Alec Boring from Moultrie, Georgia, is a believer in building show vehicles that can be 'railed daily. He proves his point day in and day out by cranking over the ignition in his 'bagged and body-dropped '95 Chevy Tahoe and cruising it to school every morning. After spending the past two years building this rocker-crushing SUV and driving it daily through every stage of construction, Alec is ready to cruise this two-tone black and orange beast. He never hesitates to tap on the switches and let others know this sport utility was built to drag daily.
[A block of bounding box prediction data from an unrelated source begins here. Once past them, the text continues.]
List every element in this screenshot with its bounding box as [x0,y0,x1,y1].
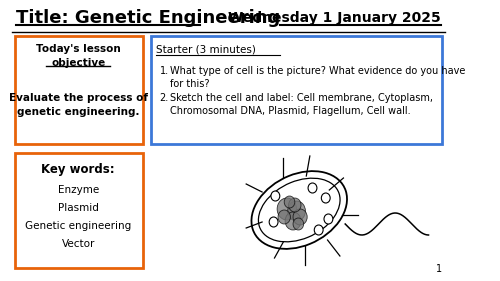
Circle shape [288,198,301,212]
Text: Enzyme: Enzyme [58,185,99,195]
Text: Genetic engineering: Genetic engineering [25,221,132,231]
Circle shape [285,212,301,230]
Circle shape [322,193,330,203]
Circle shape [288,201,306,221]
FancyBboxPatch shape [14,36,143,144]
Circle shape [277,198,296,220]
Circle shape [278,210,290,224]
Text: What type of cell is the picture? What evidence do you have
for this?: What type of cell is the picture? What e… [170,66,466,89]
Circle shape [324,214,333,224]
Text: Key words:: Key words: [42,164,115,176]
Text: Wednesday 1 January 2025: Wednesday 1 January 2025 [228,11,440,25]
Text: 1.: 1. [160,66,168,76]
Circle shape [314,225,323,235]
Circle shape [293,218,304,230]
Text: 1: 1 [436,264,442,274]
Ellipse shape [258,178,340,242]
Text: Starter (3 minutes): Starter (3 minutes) [156,44,256,54]
Text: Today's lesson
objective: Today's lesson objective [36,44,120,68]
FancyBboxPatch shape [150,36,443,144]
Text: Sketch the cell and label: Cell membrane, Cytoplasm,
Chromosomal DNA, Plasmid, F: Sketch the cell and label: Cell membrane… [170,93,433,116]
Circle shape [308,183,317,193]
Text: Vector: Vector [62,239,95,249]
FancyBboxPatch shape [14,153,143,268]
Text: 2.: 2. [160,93,169,103]
Text: Title: Genetic Engineering: Title: Genetic Engineering [16,9,280,27]
Circle shape [293,209,307,225]
Ellipse shape [252,171,347,249]
Circle shape [269,217,278,227]
Text: Plasmid: Plasmid [58,203,98,213]
Circle shape [284,196,295,208]
Circle shape [271,191,280,201]
Text: Evaluate the process of
genetic engineering.: Evaluate the process of genetic engineer… [8,93,147,117]
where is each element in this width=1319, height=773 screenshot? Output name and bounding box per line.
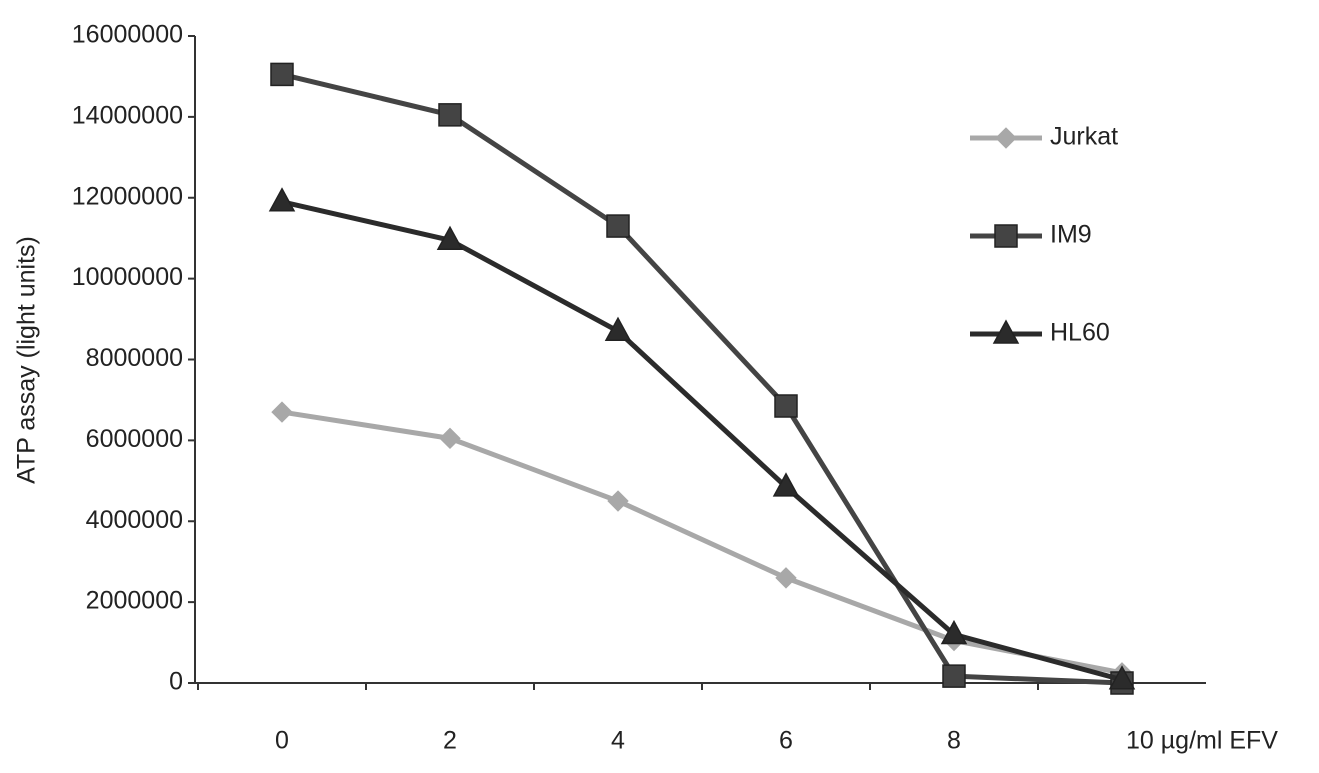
data-point [940,619,968,645]
data-point [772,472,800,497]
legend-marker [994,224,1018,248]
data-point [775,567,797,589]
x-tick-label: 8 [947,727,961,755]
x-tick-label: 0 [275,727,289,755]
data-point [942,664,966,688]
data-point [271,401,293,423]
y-tick-label: 14000000 [72,101,183,129]
legend-marker [995,127,1017,149]
data-point [607,490,629,512]
data-point [439,427,461,450]
data-point [438,103,462,127]
y-tick-label: 10000000 [72,263,183,291]
series-line [281,71,1123,686]
series-line [281,199,1123,683]
data-point [1108,665,1136,690]
y-tick-label: 4000000 [86,506,183,534]
data-point [774,394,798,418]
legend-marker [992,319,1020,344]
data-point [604,316,632,341]
x-tick-label: 6 [779,727,793,755]
x-tick-label: 2 [443,727,457,755]
data-point [268,187,296,212]
y-tick-label: 16000000 [72,21,183,49]
y-tick-label: 6000000 [86,425,183,453]
data-point [436,225,464,250]
data-point [270,62,294,87]
y-axis-label: ATP assay (light units) [13,236,41,484]
y-tick-label: 12000000 [72,182,183,210]
y-tick-label: 2000000 [86,587,183,615]
x-tick-label: 4 [611,727,625,755]
legend-label: Jurkat [1050,123,1118,151]
x-tick-label: 10 µg/ml EFV [1126,727,1278,755]
series-line [281,409,1123,676]
data-point [606,214,630,238]
legend-label: IM9 [1050,221,1092,249]
y-tick-label: 8000000 [86,344,183,372]
y-tick-label: 0 [169,668,183,696]
legend-label: HL60 [1050,319,1110,347]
In order to get the underbelly of the Tahoe better acquainted with the Georgia ground floor, Hack Shack of North Carolina was contacted to equip the chassis with a complete airbag suspension system. The crew at Hack Shack built a custom tube chassis from the firewall back using 2x3-inch steel tubing, giving the Tahoe a stock floor body drop once the air springs were put into position. Up front, Firestone 2600 airbags and Belltech drop spindles were used to get the body and framerails hugging the asphalt. Moving to the rear, a custom triangulated four-link was used to increase suspension travel and improve ride characteristics, while Firestone 2600 airbags were put into place to put the roll pan closer to the tarmac. Plumbing the suspension was handled by 3/8-inch Air Ride Technologies Ride-Pro valves and 3/8-inch air lines feeding air supply to the Firestone 2600 air bellows. To ensure a snug fit of the 20x9.5-inch rear rims and rubber, a Chevy 12-bolt posi rearend was acquired and narrowed 7 inches to stuff up under the Tahoe. Fuel for the mild 350ci V-8 is drained from a 10-gallon Summit fuel cell. Setting off the drastic drop, Alec chose 20x8-inch front and 20x9.5-inch rear Eagle 221 billet wheels wrapped in P255/35ZR20 Kumho rubber. While this four-door people-hauler's stance is certainly impressive, it's real visual appeal lies in the numerous custom body modifications and trick two-tone paint scheme adorning the exterior.